Ontological coaching focuses heavily on distinctions between moods. According to this approach, which is based on the thought leadership of Julio Olalla and Rafael Echeverria at Newfield Network, our moods are like a body of water, and our emotions are like the waves that ride its surface. Deep-seeded and not easily shifted, moods impact the way we experience the world. Therefore, it’s worth understanding our underlying mood as a basis for change by asking the 3 basic questions below.
What is my current mood?
Ontological coaching identifies four distinct moods with the following chart:
|What is||What’s possible|
The first question to ask yourself – am I rooted in what is today, the facts in front of me? Or am I focused on what’s possible? Most people have experienced both, and assessing where you fall right now is a valuable exercise (for myself, I am strongly oriented to future possibilities, which makes sense given that I’m building a business).
Next, ask, do I oppose my orientation, whether today or in the future, or do I accept it? How you answer this question could land you in radically different places. I vacillate between opposing – self-talk that I don’t have what it takes to build a business – and accepting, belief that I can and should go for it. The former puts me in a mood of “resignation”, where I convince myself that I’m as big as I’ll ever grow. The latter mood of “enthusiasm” is the space where I believe in myself enough to try new things.

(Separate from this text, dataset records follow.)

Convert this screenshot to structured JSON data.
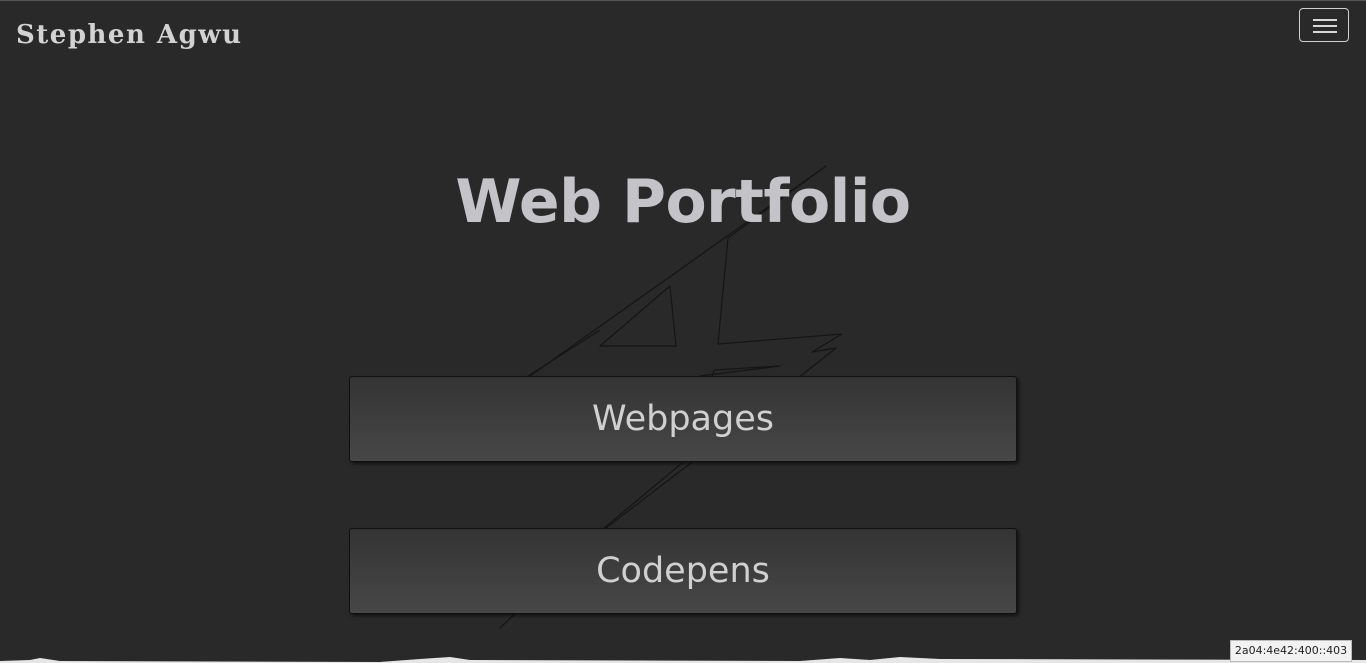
{
  "header": {
    "brand": "Stephen Agwu",
    "menu_icon": "hamburger-menu-icon"
  },
  "main": {
    "title": "Web Portfolio",
    "background_logo": "sketched-letter-mark-logo",
    "buttons": [
      {
        "label": "Webpages"
      },
      {
        "label": "Codepens"
      }
    ]
  },
  "status": {
    "ip_address": "2a04:4e42:400::403"
  },
  "colors": {
    "background": "#292929",
    "text": "#c4c4c8",
    "button_top": "#343434",
    "button_bottom": "#474747"
  }
}
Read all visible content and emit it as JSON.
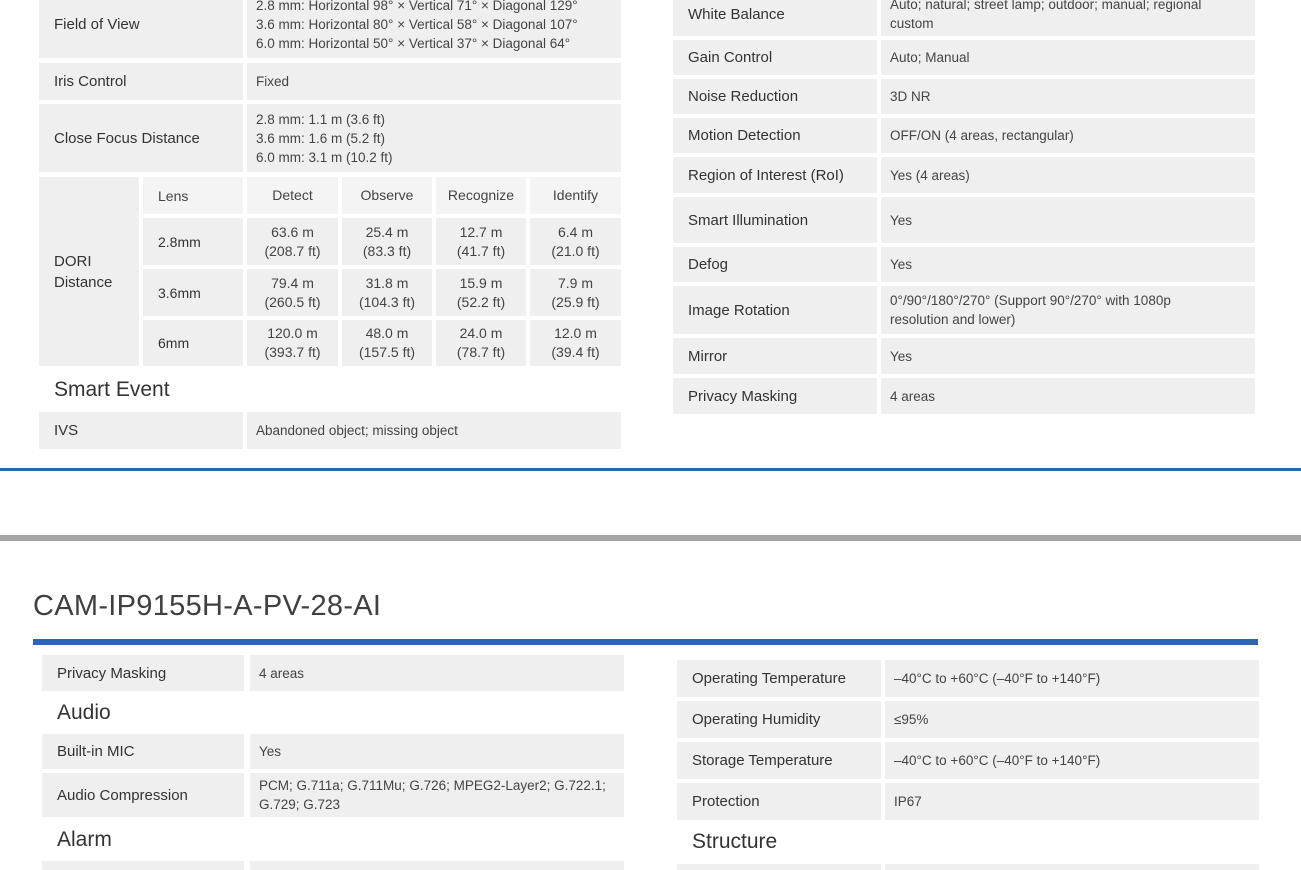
{
  "colors": {
    "accent_blue": "#2c67ad",
    "divider_gray": "#a6a6a6",
    "cell_bg": "#efefef"
  },
  "top_left": {
    "field_of_view": {
      "label": "Field of View",
      "value": "2.8 mm: Horizontal 98° × Vertical 71° × Diagonal 129°\n3.6 mm: Horizontal 80° × Vertical 58° × Diagonal 107°\n6.0 mm: Horizontal 50° × Vertical 37° × Diagonal 64°"
    },
    "iris_control": {
      "label": "Iris Control",
      "value": "Fixed"
    },
    "close_focus": {
      "label": "Close Focus Distance",
      "value": "2.8 mm: 1.1 m (3.6 ft)\n3.6 mm: 1.6 m (5.2 ft)\n6.0 mm: 3.1 m (10.2 ft)"
    },
    "dori": {
      "label": "DORI\nDistance",
      "headers": [
        "Lens",
        "Detect",
        "Observe",
        "Recognize",
        "Identify"
      ],
      "rows": [
        {
          "lens": "2.8mm",
          "cells": [
            "63.6 m\n(208.7 ft)",
            "25.4 m\n(83.3 ft)",
            "12.7 m\n(41.7 ft)",
            "6.4 m\n(21.0 ft)"
          ]
        },
        {
          "lens": "3.6mm",
          "cells": [
            "79.4 m\n(260.5 ft)",
            "31.8 m\n(104.3 ft)",
            "15.9 m\n(52.2 ft)",
            "7.9 m\n(25.9 ft)"
          ]
        },
        {
          "lens": "6mm",
          "cells": [
            "120.0 m\n(393.7 ft)",
            "48.0 m\n(157.5 ft)",
            "24.0 m\n(78.7 ft)",
            "12.0 m\n(39.4 ft)"
          ]
        }
      ]
    },
    "smart_event_title": "Smart Event",
    "ivs": {
      "label": "IVS",
      "value": "Abandoned object; missing object"
    }
  },
  "top_right": {
    "rows": [
      {
        "label": "White Balance",
        "value": "Auto; natural; street lamp; outdoor; manual; regional\ncustom"
      },
      {
        "label": "Gain Control",
        "value": "Auto; Manual"
      },
      {
        "label": "Noise Reduction",
        "value": "3D NR"
      },
      {
        "label": "Motion Detection",
        "value": "OFF/ON (4 areas, rectangular)"
      },
      {
        "label": "Region of Interest (RoI)",
        "value": "Yes (4 areas)"
      },
      {
        "label": "Smart Illumination",
        "value": "Yes"
      },
      {
        "label": "Defog",
        "value": "Yes"
      },
      {
        "label": "Image Rotation",
        "value": "0°/90°/180°/270° (Support 90°/270° with 1080p\nresolution and lower)"
      },
      {
        "label": "Mirror",
        "value": "Yes"
      },
      {
        "label": "Privacy Masking",
        "value": "4 areas"
      }
    ]
  },
  "bottom": {
    "model_title": "CAM-IP9155H-A-PV-28-AI",
    "left": {
      "privacy_masking": {
        "label": "Privacy Masking",
        "value": "4 areas"
      },
      "audio_title": "Audio",
      "builtin_mic": {
        "label": "Built-in MIC",
        "value": "Yes"
      },
      "audio_compression": {
        "label": "Audio Compression",
        "value": "PCM; G.711a; G.711Mu; G.726; MPEG2-Layer2; G.722.1;\nG.729; G.723"
      },
      "alarm_title": "Alarm"
    },
    "right": {
      "rows": [
        {
          "label": "Operating Temperature",
          "value": "–40°C to +60°C (–40°F to +140°F)"
        },
        {
          "label": "Operating Humidity",
          "value": "≤95%"
        },
        {
          "label": "Storage Temperature",
          "value": "–40°C to +60°C (–40°F to +140°F)"
        },
        {
          "label": "Protection",
          "value": "IP67"
        }
      ],
      "structure_title": "Structure"
    }
  }
}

Does this mood serve my goals?
Once you have identified your mood, you can start to assess if it advances your goals. When building a business, enthusiasm is the mood that best serves the goal because it creates the possibility to ideate and experiment. Conversely, when it comes to something I can’t control, truly understanding that I must simply accept, rather than resent, is far more productive than opposing a reality I don’t govern. I spent many years in resentment before I understood that framing this mood through the lens of shifting from opposing to accepting, as hard as that change was, would ultimately help me achieve my goals.
What do I need to do to shift this mood?
This is the million dollar question. We cannot change what we don’t know, but awareness doesn’t make transformation easy. For many of my clients, a variety of modalities support deep shifts, including understanding the stories we tell ourselves, confronting deep-seeded feelings and using mindfulness or other mind-training techniques. It’s hard work, but also critically important. Without examining and shifting my own mood from resignation to enthusiasm, I would never have started a company, and I have many clients who have made similar changes.
Reflect on your mood using these three questions next time you’re feeling stuck, facing a challenge or working towards a goal. The answers may hold the keys to unlocking positive change and advancing your ambitions.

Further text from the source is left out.